No poema “Pedra Filosofal”, publicado em 1956, Rómulo de Carvalho, sob o pseudónimo de António Gedeão, compôs “que o sonho comanda a vida, e que sempre que um homem sonha, o mundo pula e avança, como bola colorida, entre as mãos de uma criança”. Nesse poema, o também professor de Físico-Química do Liceu Pedro Nunes fala-nos de inúmeras inovações, chegando a antever “o desembarque em foguetão na superfície lunar”, vivido 13 anos depois, em 1969.

Tal como nos demonstra a genialidade da poesia de Gedeão, a Humanidade tem essa capacidade extraordinária de sonhar e criar, avançando aos ombros de inovações anteriores, dando pulos de gigante cada vez maiores e a um ritmo cada vez mais alucinante.

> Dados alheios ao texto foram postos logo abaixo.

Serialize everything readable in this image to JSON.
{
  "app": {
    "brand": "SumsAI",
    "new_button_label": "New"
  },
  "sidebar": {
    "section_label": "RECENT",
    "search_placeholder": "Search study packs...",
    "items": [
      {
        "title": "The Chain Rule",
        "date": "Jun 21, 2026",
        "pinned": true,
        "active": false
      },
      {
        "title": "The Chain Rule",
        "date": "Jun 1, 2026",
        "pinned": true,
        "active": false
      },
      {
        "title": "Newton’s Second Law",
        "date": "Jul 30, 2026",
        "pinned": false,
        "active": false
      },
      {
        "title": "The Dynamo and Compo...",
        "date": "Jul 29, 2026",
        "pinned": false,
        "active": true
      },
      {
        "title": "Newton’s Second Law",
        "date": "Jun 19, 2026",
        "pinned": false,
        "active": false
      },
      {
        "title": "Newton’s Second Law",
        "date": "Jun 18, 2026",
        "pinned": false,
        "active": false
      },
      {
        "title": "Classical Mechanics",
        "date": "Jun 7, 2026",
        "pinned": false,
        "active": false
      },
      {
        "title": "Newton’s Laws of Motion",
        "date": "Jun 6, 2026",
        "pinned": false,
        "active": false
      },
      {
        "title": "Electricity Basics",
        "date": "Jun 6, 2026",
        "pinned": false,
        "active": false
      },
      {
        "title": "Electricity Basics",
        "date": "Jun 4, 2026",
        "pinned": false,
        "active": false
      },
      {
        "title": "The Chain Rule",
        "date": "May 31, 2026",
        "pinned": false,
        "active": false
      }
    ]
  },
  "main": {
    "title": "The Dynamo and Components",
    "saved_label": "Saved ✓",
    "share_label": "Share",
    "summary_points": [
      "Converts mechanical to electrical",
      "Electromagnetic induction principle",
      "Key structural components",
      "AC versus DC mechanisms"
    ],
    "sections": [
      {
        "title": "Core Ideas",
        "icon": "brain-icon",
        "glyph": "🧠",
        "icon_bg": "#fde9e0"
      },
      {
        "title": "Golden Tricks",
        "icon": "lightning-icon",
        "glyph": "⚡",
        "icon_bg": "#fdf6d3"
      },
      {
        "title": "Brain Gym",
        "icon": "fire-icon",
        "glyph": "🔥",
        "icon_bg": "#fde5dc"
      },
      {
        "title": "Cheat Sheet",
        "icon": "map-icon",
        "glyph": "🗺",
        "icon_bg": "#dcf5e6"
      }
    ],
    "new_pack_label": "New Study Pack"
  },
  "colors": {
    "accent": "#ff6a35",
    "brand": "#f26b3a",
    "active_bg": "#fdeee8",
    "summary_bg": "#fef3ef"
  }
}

Em 1942, o economista Joseph Schumpeter criou o conceito de destruição criativa, ou seja, o mecanismo de transformação industrial através do qual a inovação provoca incessantemente a substituição de produtos e processos antigos por novos, recompensando as melhorias e punindo as ineficiências.

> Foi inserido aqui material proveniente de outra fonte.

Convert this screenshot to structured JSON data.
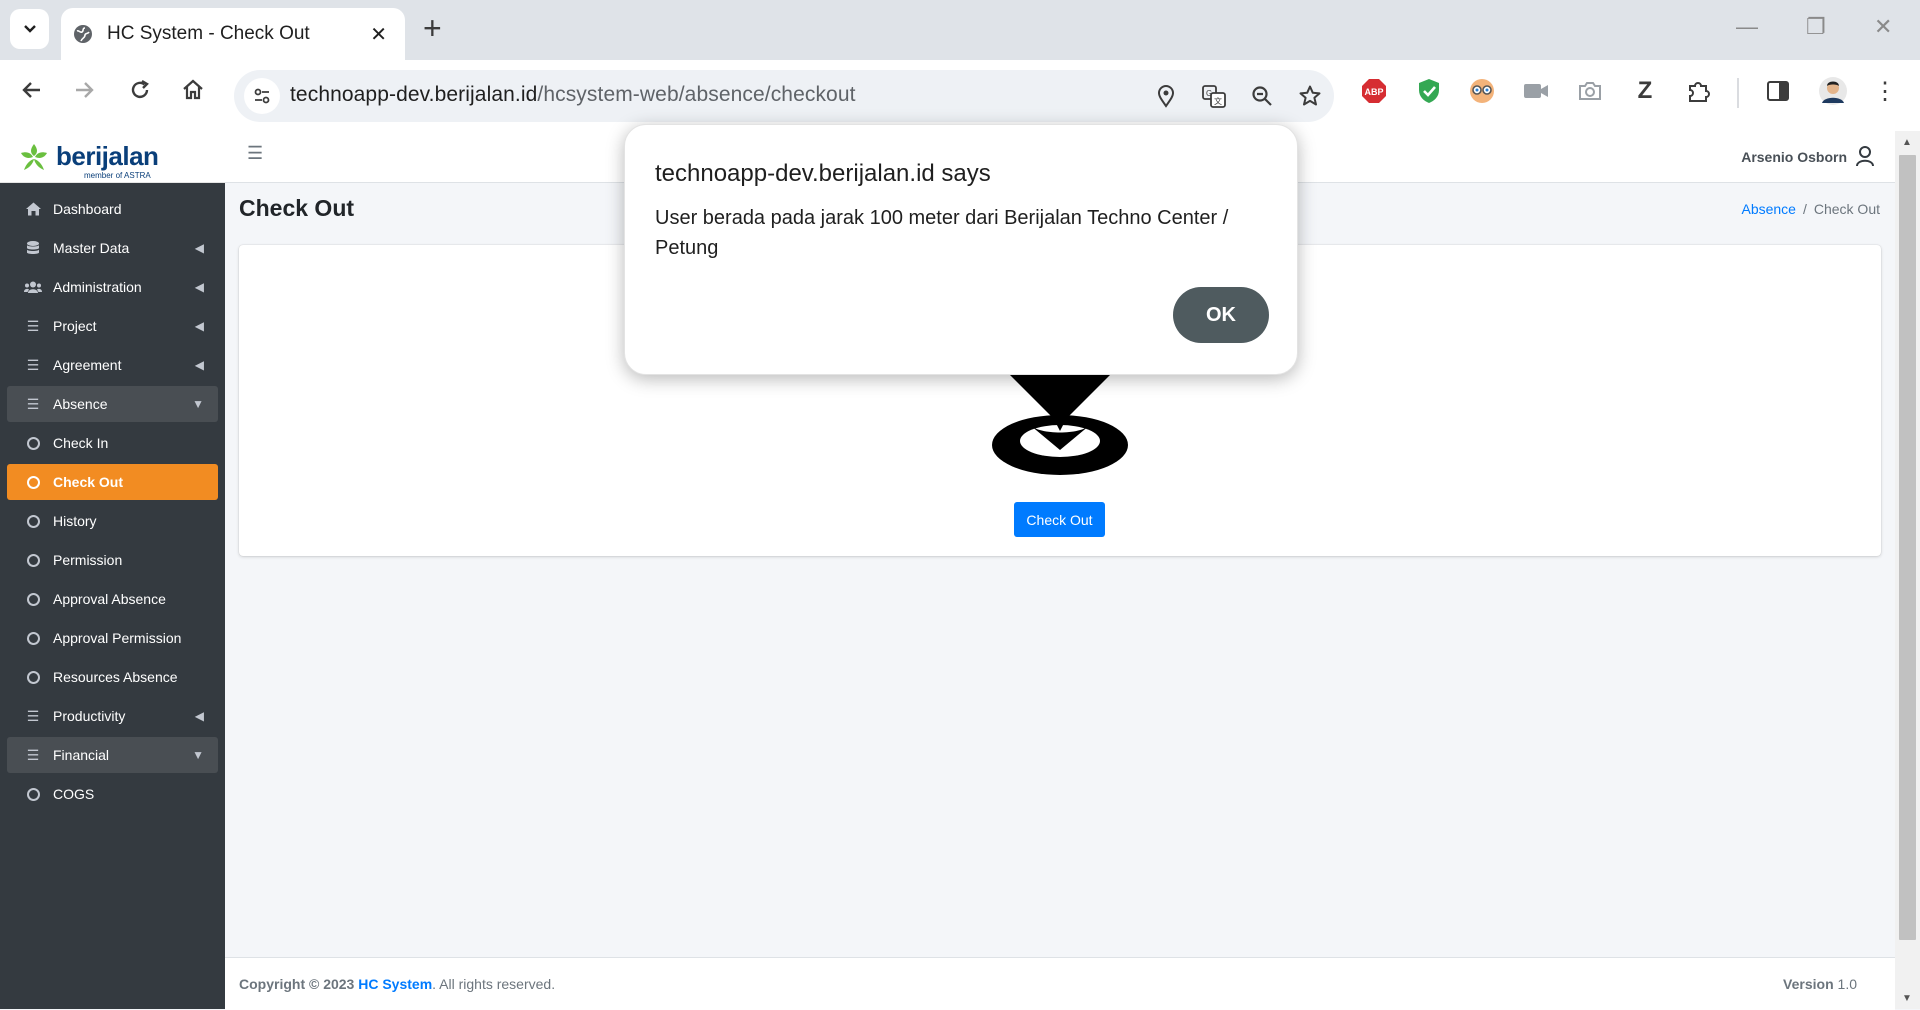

Em 2001, na sua “teoria das mudanças aceleradas”, Raymond Kurzweil afirmou que a “análise da história da tecnologia demonstra que a mudança tecnológica é exponencial”, acrescentando, “portanto, não teremos a experiência de 100 anos de progresso no século XXI — será mais parecido com vinte mil anos de progresso (na taxa de hoje)”.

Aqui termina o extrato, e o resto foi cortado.